Sophie looked down as a tear slipped down her cheek.  I knew she was thinking about her sons.  Mother had an especially close bond with those boys.  I think Sophie felt guilty now for taking them away from her.  “Can we just please get this over with,” she whispered.

“Maybe we can all stop for dinner somewhere on the way back down.  We can talk about this.”

“What the hell is there to talk about?  They made their choices, both of them!”

“Us!  We need to talk about us!”  Now I was crying and I was mad at my parents for making me cry.  I was angry at my siblings, angry at God, angry at the world.

“I think I can spare a few hours before I have to get back to the airport,” Sophie said quietly, shocking me into silence.

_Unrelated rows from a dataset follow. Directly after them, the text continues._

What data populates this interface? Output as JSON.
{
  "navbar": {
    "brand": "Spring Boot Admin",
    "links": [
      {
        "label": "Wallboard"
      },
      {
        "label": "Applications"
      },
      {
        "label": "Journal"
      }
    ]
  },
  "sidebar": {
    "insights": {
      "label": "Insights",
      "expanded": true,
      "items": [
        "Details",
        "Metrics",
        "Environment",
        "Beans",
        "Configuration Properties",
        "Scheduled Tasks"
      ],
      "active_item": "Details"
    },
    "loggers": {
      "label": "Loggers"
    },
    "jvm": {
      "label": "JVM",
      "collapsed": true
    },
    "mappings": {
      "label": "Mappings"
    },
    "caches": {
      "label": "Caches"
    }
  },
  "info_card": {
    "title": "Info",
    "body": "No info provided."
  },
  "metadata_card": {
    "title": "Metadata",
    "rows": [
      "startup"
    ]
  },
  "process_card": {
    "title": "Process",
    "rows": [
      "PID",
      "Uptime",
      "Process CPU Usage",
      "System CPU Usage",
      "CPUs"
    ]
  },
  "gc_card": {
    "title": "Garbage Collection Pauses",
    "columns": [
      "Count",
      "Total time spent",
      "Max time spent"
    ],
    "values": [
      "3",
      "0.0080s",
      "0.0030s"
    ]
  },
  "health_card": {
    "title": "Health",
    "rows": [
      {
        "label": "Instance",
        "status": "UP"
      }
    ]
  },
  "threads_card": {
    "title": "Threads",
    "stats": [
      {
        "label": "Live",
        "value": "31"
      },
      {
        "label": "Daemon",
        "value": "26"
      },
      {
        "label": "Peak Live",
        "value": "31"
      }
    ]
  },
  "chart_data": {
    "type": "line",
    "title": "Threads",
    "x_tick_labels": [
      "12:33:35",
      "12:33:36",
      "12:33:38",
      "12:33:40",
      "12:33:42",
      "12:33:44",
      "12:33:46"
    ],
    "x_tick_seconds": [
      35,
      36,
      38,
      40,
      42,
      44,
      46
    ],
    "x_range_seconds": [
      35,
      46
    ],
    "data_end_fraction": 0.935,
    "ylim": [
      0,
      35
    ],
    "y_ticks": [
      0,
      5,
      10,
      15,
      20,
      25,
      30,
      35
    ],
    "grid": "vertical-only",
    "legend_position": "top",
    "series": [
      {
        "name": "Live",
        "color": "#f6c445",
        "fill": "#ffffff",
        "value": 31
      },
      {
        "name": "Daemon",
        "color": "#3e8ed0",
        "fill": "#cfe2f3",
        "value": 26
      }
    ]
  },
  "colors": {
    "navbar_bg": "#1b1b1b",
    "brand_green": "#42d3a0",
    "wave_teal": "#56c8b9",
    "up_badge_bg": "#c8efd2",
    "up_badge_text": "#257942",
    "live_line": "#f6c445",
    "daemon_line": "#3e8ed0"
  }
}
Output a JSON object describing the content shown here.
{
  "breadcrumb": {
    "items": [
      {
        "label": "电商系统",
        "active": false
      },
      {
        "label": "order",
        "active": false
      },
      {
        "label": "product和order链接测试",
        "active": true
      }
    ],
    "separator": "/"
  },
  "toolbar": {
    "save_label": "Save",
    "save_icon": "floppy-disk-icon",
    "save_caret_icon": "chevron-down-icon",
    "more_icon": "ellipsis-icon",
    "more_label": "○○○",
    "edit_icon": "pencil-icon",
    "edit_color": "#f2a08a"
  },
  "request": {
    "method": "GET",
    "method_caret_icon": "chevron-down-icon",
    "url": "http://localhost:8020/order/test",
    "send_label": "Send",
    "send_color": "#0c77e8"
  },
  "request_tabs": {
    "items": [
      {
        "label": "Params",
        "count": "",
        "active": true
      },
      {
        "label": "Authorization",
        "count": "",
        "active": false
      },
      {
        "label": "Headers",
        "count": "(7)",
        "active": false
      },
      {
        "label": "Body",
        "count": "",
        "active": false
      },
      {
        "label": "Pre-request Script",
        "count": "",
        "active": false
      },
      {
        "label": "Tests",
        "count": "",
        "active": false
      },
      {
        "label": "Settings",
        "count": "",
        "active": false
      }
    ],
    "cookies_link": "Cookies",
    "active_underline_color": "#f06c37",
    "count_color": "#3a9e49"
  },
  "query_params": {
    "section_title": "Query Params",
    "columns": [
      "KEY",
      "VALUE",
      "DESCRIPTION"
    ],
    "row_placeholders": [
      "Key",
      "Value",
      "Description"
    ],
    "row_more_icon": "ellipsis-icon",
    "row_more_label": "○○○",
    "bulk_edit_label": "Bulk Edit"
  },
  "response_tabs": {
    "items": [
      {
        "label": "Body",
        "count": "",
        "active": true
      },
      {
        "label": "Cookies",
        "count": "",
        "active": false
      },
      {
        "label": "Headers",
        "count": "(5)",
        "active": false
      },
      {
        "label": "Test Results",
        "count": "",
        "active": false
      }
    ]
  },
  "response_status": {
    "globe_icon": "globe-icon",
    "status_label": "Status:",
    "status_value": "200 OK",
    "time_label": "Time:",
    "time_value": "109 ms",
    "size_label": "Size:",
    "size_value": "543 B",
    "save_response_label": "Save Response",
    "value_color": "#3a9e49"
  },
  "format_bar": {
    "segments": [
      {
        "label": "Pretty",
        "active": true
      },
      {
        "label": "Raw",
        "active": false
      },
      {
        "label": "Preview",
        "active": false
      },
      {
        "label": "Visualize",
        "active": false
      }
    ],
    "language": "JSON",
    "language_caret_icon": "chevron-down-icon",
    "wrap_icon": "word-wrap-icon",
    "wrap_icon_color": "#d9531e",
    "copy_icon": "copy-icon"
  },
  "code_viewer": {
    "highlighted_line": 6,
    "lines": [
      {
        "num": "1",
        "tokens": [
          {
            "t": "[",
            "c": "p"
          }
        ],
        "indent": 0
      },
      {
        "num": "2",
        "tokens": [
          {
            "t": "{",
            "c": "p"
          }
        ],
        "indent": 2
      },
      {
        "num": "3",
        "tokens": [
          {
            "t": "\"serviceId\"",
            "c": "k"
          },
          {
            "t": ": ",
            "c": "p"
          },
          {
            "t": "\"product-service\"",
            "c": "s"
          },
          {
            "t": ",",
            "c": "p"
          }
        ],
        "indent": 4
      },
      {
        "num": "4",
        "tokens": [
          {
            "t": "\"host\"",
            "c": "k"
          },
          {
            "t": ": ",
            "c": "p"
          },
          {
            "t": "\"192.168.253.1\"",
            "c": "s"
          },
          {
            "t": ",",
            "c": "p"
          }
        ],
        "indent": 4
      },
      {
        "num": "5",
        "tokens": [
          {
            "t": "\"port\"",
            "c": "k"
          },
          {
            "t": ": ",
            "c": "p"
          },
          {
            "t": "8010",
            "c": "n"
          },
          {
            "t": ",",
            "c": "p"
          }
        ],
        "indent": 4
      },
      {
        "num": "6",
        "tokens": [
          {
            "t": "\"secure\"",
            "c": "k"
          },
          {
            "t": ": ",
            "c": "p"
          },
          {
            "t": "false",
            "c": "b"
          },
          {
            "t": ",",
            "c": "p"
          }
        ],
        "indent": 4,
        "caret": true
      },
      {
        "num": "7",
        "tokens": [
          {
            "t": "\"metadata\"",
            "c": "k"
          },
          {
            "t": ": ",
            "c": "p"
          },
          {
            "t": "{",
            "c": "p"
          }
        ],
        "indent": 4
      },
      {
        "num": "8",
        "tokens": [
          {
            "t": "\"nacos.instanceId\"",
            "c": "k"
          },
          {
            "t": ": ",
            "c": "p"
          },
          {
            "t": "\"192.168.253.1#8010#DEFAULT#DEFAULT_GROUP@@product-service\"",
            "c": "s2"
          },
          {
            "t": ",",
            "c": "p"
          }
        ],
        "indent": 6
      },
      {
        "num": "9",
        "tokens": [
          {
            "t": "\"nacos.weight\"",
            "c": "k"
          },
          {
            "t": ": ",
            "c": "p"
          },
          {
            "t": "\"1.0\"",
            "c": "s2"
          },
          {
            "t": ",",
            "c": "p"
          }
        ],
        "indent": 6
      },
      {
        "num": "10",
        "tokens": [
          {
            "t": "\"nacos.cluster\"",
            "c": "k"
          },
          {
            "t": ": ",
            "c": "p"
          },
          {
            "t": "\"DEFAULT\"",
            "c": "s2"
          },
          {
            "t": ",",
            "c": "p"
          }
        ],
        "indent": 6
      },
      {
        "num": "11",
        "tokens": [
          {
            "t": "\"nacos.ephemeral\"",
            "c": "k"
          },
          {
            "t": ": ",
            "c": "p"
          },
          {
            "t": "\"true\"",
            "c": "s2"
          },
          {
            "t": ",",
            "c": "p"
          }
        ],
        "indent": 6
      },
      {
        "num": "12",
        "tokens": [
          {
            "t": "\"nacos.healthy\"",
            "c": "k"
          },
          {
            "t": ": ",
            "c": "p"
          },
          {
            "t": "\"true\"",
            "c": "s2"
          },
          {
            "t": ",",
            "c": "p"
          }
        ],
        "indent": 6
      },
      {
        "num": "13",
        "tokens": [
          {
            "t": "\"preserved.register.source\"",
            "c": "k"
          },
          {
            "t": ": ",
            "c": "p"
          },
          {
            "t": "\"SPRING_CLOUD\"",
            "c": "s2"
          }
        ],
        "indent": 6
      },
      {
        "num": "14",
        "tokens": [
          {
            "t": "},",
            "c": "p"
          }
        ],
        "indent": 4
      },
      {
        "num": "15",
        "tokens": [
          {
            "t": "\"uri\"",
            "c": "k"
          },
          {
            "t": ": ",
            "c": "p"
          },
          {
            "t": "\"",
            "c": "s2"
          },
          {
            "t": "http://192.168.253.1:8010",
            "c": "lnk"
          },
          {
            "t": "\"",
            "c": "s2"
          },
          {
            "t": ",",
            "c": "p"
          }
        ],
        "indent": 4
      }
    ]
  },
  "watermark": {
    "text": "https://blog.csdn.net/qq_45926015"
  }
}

“Yeah, whatever, okay.  I can go for a few beers.”  That was all we could expect out of Daniel.

I turned and went to my car and retrieved the single urn that held what was left of my parents.  The sun was just starting to set; mother’s favorite time of the day.  Holding my macabre offering out in front of me, I slowly walked towards the giant granite overhang and looked down on the forested valley below.  Silently my brother and sister came up on either side of me.

“Mom and daddy loved this place.”

“We have a ton of memories here,” Daniel whispered, almost as if he were afraid of waking a sleeping giant.

“Mother is finally at rest and father is where he chose to be, where we all knew he’d want to spend eternity: with her.”  I carefully opened the lid of the urn and as if right on cue a warm breeze rolled up from behind us and gently took my parents ashes, spreading them out into the golden light of a setting California sun.